HL Deb 26 May 1966 vol 274 cc1465-7

2.39 p.m.


My Lords, I beg leave to ask the Question which stands in my name on the Order Paper.

[The Question was as follows:

To ask Her Majesty's Government what is the object of founding another International Agency, namely, the Asian Development Bank; what necessary functions are there that this Bank will be expected to perform which cannot be performed by existing International or National Agencies or Banks; is membership of the Bank going to cost the United Kingdom and in what currency will our subscriptions be paid; what safeguards are being imposed to prevent, so far as possible, lavish administrative expenditure and waste, and when do Her Majesty's Government expect to ratify the Agreement they have already signed for the establishment of this Bank.]


My Lords, the basic aim of the sponsors of the Asian Development Bank was to create an institution capable of mobilising additional capital, both from within the Asian and Far Eastern region and from outside, to promote economic growth and co-operation in the region. There has been no oanking institution in the region specifically devoted to the co-operative regional approach which Britain and the other member countries have tried to develop through the Colombo Plan. The United Kingdom's subscription is 30 million dollars (£10.7 million), of which half will be callable and half paid-in. The second half is payable in equal instalments over 5 years; i.e., at a rate of £1.07 million each year; payment will be in sterling. The composition and powers of the board of governors, of the board of directors and of the presidency and the voting system provide ample safeguards to ensure the conduct of the Bank's affairs on sound development banking principles. Subject to enactment of the Overseas Aid Bill, Her Majesty's Government hope to deposit their instrument of ratification before 30 September next, as required by Article 64 of the Agreement.
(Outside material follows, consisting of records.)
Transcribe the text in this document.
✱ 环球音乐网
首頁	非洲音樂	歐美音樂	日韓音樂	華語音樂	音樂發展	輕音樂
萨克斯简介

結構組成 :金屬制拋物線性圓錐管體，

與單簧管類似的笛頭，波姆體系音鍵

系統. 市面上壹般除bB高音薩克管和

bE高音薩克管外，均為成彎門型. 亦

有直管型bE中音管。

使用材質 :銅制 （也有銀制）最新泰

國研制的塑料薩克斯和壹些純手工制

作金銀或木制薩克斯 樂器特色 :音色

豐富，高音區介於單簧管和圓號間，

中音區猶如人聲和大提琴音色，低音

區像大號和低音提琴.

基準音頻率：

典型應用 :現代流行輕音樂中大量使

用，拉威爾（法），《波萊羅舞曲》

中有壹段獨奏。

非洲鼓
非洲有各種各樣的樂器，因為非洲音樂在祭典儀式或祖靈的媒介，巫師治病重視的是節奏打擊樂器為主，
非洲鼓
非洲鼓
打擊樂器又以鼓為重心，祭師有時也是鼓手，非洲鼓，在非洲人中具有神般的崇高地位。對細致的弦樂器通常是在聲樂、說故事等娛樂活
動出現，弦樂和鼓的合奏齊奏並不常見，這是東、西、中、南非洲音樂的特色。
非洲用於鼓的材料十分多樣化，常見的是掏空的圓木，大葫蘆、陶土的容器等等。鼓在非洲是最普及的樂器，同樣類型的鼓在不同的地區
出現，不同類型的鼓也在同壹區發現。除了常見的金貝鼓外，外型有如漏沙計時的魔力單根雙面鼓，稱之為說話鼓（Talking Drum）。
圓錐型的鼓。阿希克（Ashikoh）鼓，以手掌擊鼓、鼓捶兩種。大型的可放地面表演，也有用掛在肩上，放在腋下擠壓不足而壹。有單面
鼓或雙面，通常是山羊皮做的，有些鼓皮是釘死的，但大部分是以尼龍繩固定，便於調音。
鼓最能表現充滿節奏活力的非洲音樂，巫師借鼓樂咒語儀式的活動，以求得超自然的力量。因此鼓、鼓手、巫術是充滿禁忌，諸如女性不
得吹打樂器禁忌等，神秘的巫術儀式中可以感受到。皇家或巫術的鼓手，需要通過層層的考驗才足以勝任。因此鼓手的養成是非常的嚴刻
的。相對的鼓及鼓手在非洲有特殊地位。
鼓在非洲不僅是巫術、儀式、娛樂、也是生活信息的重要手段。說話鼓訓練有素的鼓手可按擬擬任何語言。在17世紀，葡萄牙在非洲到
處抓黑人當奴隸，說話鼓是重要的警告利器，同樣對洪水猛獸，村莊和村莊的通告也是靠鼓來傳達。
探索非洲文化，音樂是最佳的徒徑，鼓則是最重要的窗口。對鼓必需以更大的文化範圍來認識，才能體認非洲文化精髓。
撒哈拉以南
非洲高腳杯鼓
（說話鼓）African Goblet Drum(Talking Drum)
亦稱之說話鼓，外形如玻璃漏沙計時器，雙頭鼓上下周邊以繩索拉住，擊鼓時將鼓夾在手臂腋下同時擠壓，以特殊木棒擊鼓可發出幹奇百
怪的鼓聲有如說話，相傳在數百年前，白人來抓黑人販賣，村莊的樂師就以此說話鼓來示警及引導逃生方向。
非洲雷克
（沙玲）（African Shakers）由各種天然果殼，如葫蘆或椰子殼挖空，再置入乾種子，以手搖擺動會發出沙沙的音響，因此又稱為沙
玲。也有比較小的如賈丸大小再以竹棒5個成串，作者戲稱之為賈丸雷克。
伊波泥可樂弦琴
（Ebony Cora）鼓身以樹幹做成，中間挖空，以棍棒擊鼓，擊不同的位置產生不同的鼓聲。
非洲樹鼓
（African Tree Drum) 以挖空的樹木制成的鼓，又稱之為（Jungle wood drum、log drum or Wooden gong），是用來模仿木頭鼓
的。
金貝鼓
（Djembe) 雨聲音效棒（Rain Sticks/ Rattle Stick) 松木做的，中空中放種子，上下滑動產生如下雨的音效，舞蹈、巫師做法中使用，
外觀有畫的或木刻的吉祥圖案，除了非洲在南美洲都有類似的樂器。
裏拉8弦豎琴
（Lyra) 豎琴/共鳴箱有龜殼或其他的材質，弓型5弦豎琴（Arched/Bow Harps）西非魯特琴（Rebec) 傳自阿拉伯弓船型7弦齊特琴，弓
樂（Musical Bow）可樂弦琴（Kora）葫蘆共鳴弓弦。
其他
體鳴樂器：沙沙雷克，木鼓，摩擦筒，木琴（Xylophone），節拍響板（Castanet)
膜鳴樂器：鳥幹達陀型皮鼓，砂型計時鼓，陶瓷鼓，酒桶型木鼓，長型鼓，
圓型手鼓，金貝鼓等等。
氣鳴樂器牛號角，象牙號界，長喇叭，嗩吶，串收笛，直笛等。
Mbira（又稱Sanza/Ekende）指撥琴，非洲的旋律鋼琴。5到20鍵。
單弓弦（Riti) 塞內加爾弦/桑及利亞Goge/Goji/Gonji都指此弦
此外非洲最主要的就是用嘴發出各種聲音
My Lords, I am very grateful to the noble Lord for that full, informative Answer. May I ask him whether he is aware that what is really required in the Far East and South-East Asia is that the small farmer, the peasant, should benefit; in other words, that agriculture in those areas should be far more efficient and productive? Is this necessarily the way to do it? Secondly, may I ask him whether he is aware that the World Bank, which has enormous experience in this field, is now proposing to do much the same thing in the Far East. and is in fact setting up consultative groups in order to get aid to the various countries in the Far East which up to now have received very little?


Of course, the I.B.R.D. (the World Bank, as it is sometimes called) is the most consistently efficient of international bodies, and I take the point the noble Lord has made. But the aim of this was to adopt a regional approach to this problem, which we thought was necessary, and we believe that the way in which the Bank has been established, or will be established, the composition of the board of directors and the other ways in which the organisation will be formulated will take care of the preoccupations to which the noble Lord has rightly drawn attention.


My Lords, may I ask what relationship, if any, there will be between this Bank and the Economic Commission for Asia and the Far East?


On that particular point, I would ask the noble Lord the Leader of the Opposition if he would ask a separate Question. I have not the information at my disposal at the moment to answer that, but I should be delighted to answer it at some other time.


My Lords, could the noble Lord give some definition of the term he employed in his reply? He referred to, not conventional banking practice, but development banking practice. Could he give some definition of exactly what is implied by the term he employed, which is not frequently used and seems to suggest something quite different from conventional banking?


My Lords, I think what I had in mind was the development of local and regional resources as opposed to the normal banking practice as we would understand it, for example, in banking in this country. I do not think there was anything more esoteric or significant in it than that.